27. August 2013 | Themenbereich: Deutsche Polizeigewerkschaft, Interessenvertretungen, Nordrhein Westfalen | Drucken

DPolG und DBB vergessen nicht! Auch nach der Sommerpause planen wir zusammen im DBB weitere Aktionen. Wir erinnern uns und vergessen nicht was Grüne und SPD mit der Besoldungs(nicht)anpassung in NRW angerichtet haben:

Am 10. Juli 2013, dem Tag der Verabschiedung des Besoldungsgesetzes NRW, hat die Koalition von SPD und Grünen im Landtag NRW einen Entschließungsantrag (Drucksache 16/3518) vorgelegt.

Die Überschrift lautet:

 Besoldung bleibt amtsangemessen und fair!

Dazu werden über 13 Seiten Ausführungen gemacht wie z.B.:

„Ein reiner Bruttovergleich mit der Privatwirtschaft ist ebenfalls nicht statthaft, wie das Bundesverfassungsgericht (BVerfG, 2 BvL 17/08) ausführt.
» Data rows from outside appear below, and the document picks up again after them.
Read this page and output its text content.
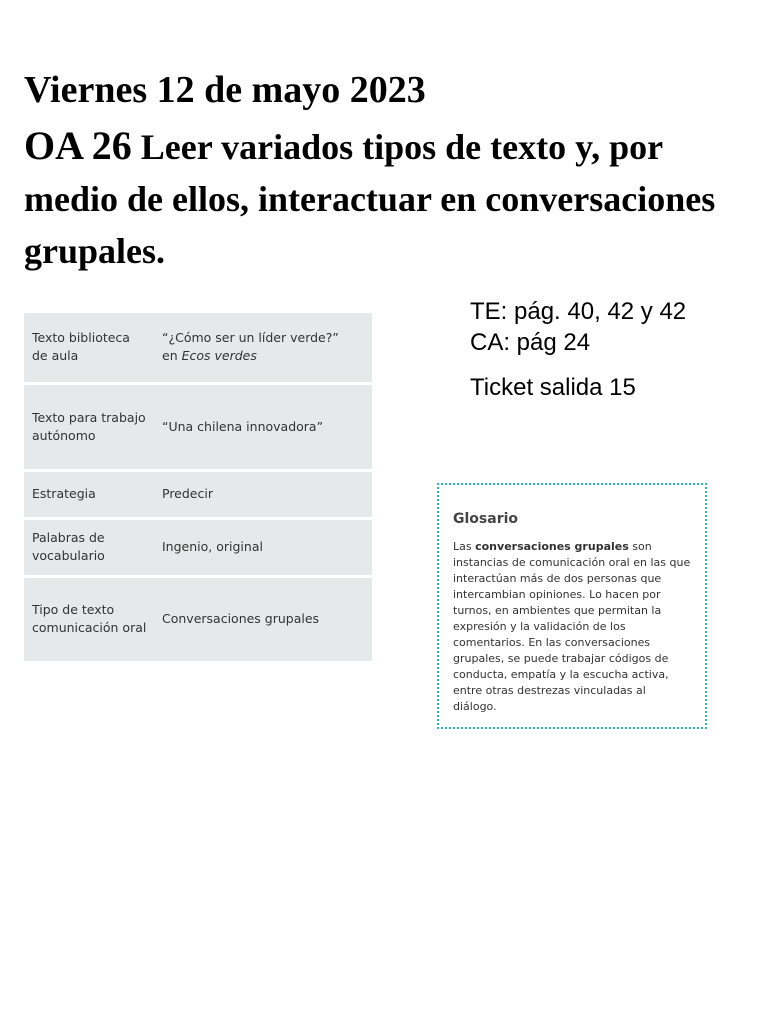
Viernes 12 de mayo 2023
OA 26 Leer variados tipos de texto y, por medio de ellos, interactuar en conversaciones grupales.
TE: pág. 40, 42 y 42
CA: pág 24
Ticket salida 15
Texto biblioteca de aula	“¿Cómo ser un líder verde?”
en Ecos verdes
Texto para trabajo autónomo	“Una chilena innovadora”
Estrategia	Predecir
Palabras de vocabulario	Ingenio, original
Tipo de texto comunicación oral	Conversaciones grupales
Glosario
Las conversaciones grupales son instancias de comunicación oral en las que interactúan más de dos personas que intercambian opiniones. Lo hacen por turnos, en ambientes que permitan la expresión y la validación de los comentarios. En las conversaciones grupales, se puede trabajar códigos de conducta, empatía y la escucha activa, entre otras destrezas vinculadas al diálogo.
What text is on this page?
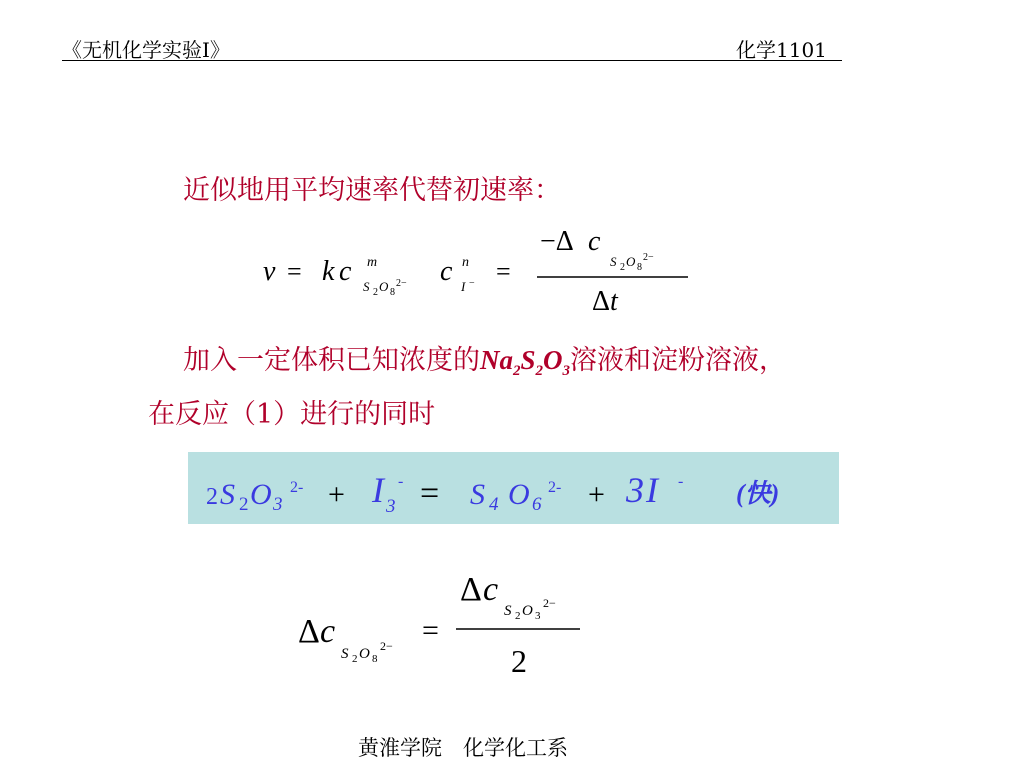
《无机化学实验Ⅰ》	化学1101
近似地用平均速率代替初速率：
v = k c m
S 2 O 8
2− c n
I − =
−Δ c
S 2 O 8
2−
Δ t
加入一定体积已知浓度的$Na_2S_2O_3$溶液和淀粉溶液，
在反应（1）进行的同时
2 S 2 O 3
2- + I 3
- = S 4 O 6
2- + 3 I - (快)
Δ c
S 2 O 8
2− =
Δ c
S 2 O 3
2−
2
黄淮学院　化学化工系
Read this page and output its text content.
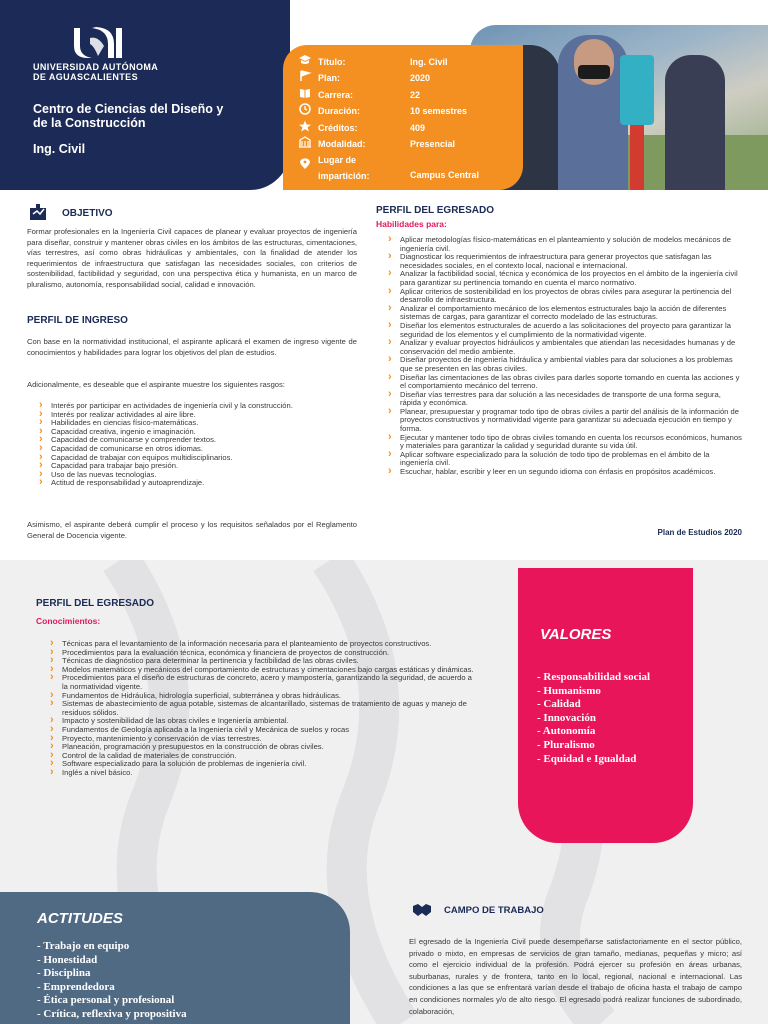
UNIVERSIDAD AUTÓNOMA
DE AGUASCALIENTES
Centro de Ciencias del Diseño y de la Construcción
Ing. Civil
Título:	Ing. Civil
Plan:	2020
Carrera:	22
Duración:	10 semestres
Créditos:	409
Modalidad:	Presencial
Lugar de impartición:	Campus Central
OBJETIVO
Formar profesionales en la Ingeniería Civil capaces de planear y evaluar proyectos de ingeniería para diseñar, construir y mantener obras civiles en los ámbitos de las estructuras, cimentaciones, vías terrestres, así como obras hidráulicas y ambientales, con la finalidad de atender los requerimientos de infraestructura que satisfagan las necesidades sociales, con criterios de sostenibilidad, factibilidad y seguridad, con una perspectiva ética y humanista, en un marco de pluralismo, autonomía, responsabilidad social, calidad e innovación.
PERFIL DE INGRESO
Con base en la normatividad institucional, el aspirante aplicará el examen de ingreso vigente de conocimientos y habilidades para lograr los objetivos del plan de estudios.
Adicionalmente, es deseable que el aspirante muestre los siguientes rasgos:
› Interés por participar en actividades de ingeniería civil y la construcción.
› Interés por realizar actividades al aire libre.
› Habilidades en ciencias físico-matemáticas.
› Capacidad creativa, ingenio e imaginación.
› Capacidad de comunicarse y comprender textos.
› Capacidad de comunicarse en otros idiomas.
› Capacidad de trabajar con equipos multidisciplinarios.
› Capacidad para trabajar bajo presión.
› Uso de las nuevas tecnologías.
› Actitud de responsabilidad y autoaprendizaje.
Asimismo, el aspirante deberá cumplir el proceso y los requisitos señalados por el Reglamento General de Docencia vigente.
PERFIL DEL EGRESADO
Habilidades para:
› Aplicar metodologías físico-matemáticas en el planteamiento y solución de modelos mecánicos de ingeniería civil.
› Diagnosticar los requerimientos de infraestructura para generar proyectos que satisfagan las necesidades sociales, en el contexto local, nacional e internacional.
› Analizar la factibilidad social, técnica y económica de los proyectos en el ámbito de la ingeniería civil para garantizar su pertinencia tomando en cuenta el marco normativo.
› Aplicar criterios de sostenibilidad en los proyectos de obras civiles para asegurar la pertinencia del desarrollo de infraestructura.
› Analizar el comportamiento mecánico de los elementos estructurales bajo la acción de diferentes sistemas de cargas, para garantizar el correcto modelado de las estructuras.
› Diseñar los elementos estructurales de acuerdo a las solicitaciones del proyecto para garantizar la seguridad de los elementos y el cumplimiento de la normatividad vigente.
› Analizar y evaluar proyectos hidráulicos y ambientales que atiendan las necesidades humanas y de conservación del medio ambiente.
› Diseñar proyectos de ingeniería hidráulica y ambiental viables para dar soluciones a los problemas que se presenten en las obras civiles.
› Diseñar las cimentaciones de las obras civiles para darles soporte tomando en cuenta las acciones y el comportamiento mecánico del terreno.
› Diseñar vías terrestres para dar solución a las necesidades de transporte de una forma segura, rápida y económica.
› Planear, presupuestar y programar todo tipo de obras civiles a partir del análisis de la información de proyectos constructivos y normatividad vigente para garantizar su adecuada ejecución en tiempo y forma.
› Ejecutar y mantener todo tipo de obras civiles tomando en cuenta los recursos económicos, humanos y materiales para garantizar la calidad y seguridad durante su vida útil.
› Aplicar software especializado para la solución de todo tipo de problemas en el ámbito de la ingeniería civil.
› Escuchar, hablar, escribir y leer en un segundo idioma con énfasis en propósitos académicos.
Plan de Estudios 2020
VALORES
- Responsabilidad social
- Humanismo
- Calidad
- Innovación
- Autonomía
- Pluralismo
- Equidad e Igualdad
PERFIL DEL EGRESADO
Conocimientos:
› Técnicas para el levantamiento de la información necesaria para el planteamiento de proyectos constructivos.
› Procedimientos para la evaluación técnica, económica y financiera de proyectos de construcción.
› Técnicas de diagnóstico para determinar la pertinencia y factibilidad de las obras civiles.
› Modelos matemáticos y mecánicos del comportamiento de estructuras y cimentaciones bajo cargas estáticas y dinámicas.
› Procedimientos para el diseño de estructuras de concreto, acero y mampostería, garantizando la seguridad, de acuerdo a la normatividad vigente.
› Fundamentos de Hidráulica, hidrología superficial, subterránea y obras hidráulicas.
› Sistemas de abastecimiento de agua potable, sistemas de alcantarillado, sistemas de tratamiento de aguas y manejo de residuos sólidos.
› Impacto y sostenibilidad de las obras civiles e Ingeniería ambiental.
› Fundamentos de Geología aplicada a la Ingeniería civil y Mecánica de suelos y rocas
› Proyecto, mantenimiento y conservación de vías terrestres.
› Planeación, programación y presupuestos en la construcción de obras civiles.
› Control de la calidad de materiales de construcción.
› Software especializado para la solución de problemas de ingeniería civil.
› Inglés a nivel básico.
ACTITUDES
- Trabajo en equipo
- Honestidad
- Disciplina
- Emprendedora
- Ética personal y profesional
- Crítica, reflexiva y propositiva
CAMPO DE TRABAJO
El egresado de la Ingeniería Civil puede desempeñarse satisfactoriamente en el sector público, privado o mixto, en empresas de servicios de gran tamaño, medianas, pequeñas y micro; así como el ejercicio individual de la profesión. Podrá ejercer su profesión en áreas urbanas, suburbanas, rurales y de frontera, tanto en lo local, regional, nacional e internacional. Las condiciones a las que se enfrentará varían desde el trabajo de oficina hasta el trabajo de campo en condiciones normales y/o de alto riesgo. El egresado podrá realizar funciones de subordinado, colaboración,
Ein Vergleich, der auf die Bruttoverdienste abstellt, berücksichtigt nicht hinreichend die Besonderheiten des Beamtenrechts.“

Rot-Grün stellt dann fest:

“Als Besonderheit des Beamtenverhältnisses sind neben der Unkündbarkeit, die fehlenden Arbeitslosenversicherungs- beiträge, die höheren Beihilfen sowie die beitragsfreie Versorgung der Beamtinnen und Beamten trotz eines Ruhegehaltes von bis zu 71,75 % der letzten Bezüge zu nennen.“ ……. „Von den Banken wird dieser Faktor (die Unkündbarkeit) bei der Kreditvergabe jedenfalls positiv mit einkalkuliert, ……… . mit bis zu 0,5 % Zinsdifferenz …..“

Kein Wort

  •  über das absolute Streikverbot!
  •  über die Nullrunden 2005, 2006 und 2007!
  •  Zur Kürzung des Jahreseinkommens um 4,1% über das Weihnachtsgeld! Zur Streichung des Urlaubsgeldes!
  •  Zur Eigenbeteiligung an Krankheitskosten von 150-750 € jährlich!
  •  Zur Verlängerung der Wochenarbeitszeit um 2,5 auf 41 Stunden!
  •  Zur Sanierung des Landeshaushalts durch Beamte in Höhe von jährlich 2,8 Milliarden Euro!

Die Sonderopfer aus der Vergangenheit werden von SPD und Grünen ignoriert. Nicht ein Wort dazu im Verlauf des gesamten Gesetzgebungsverfahrens!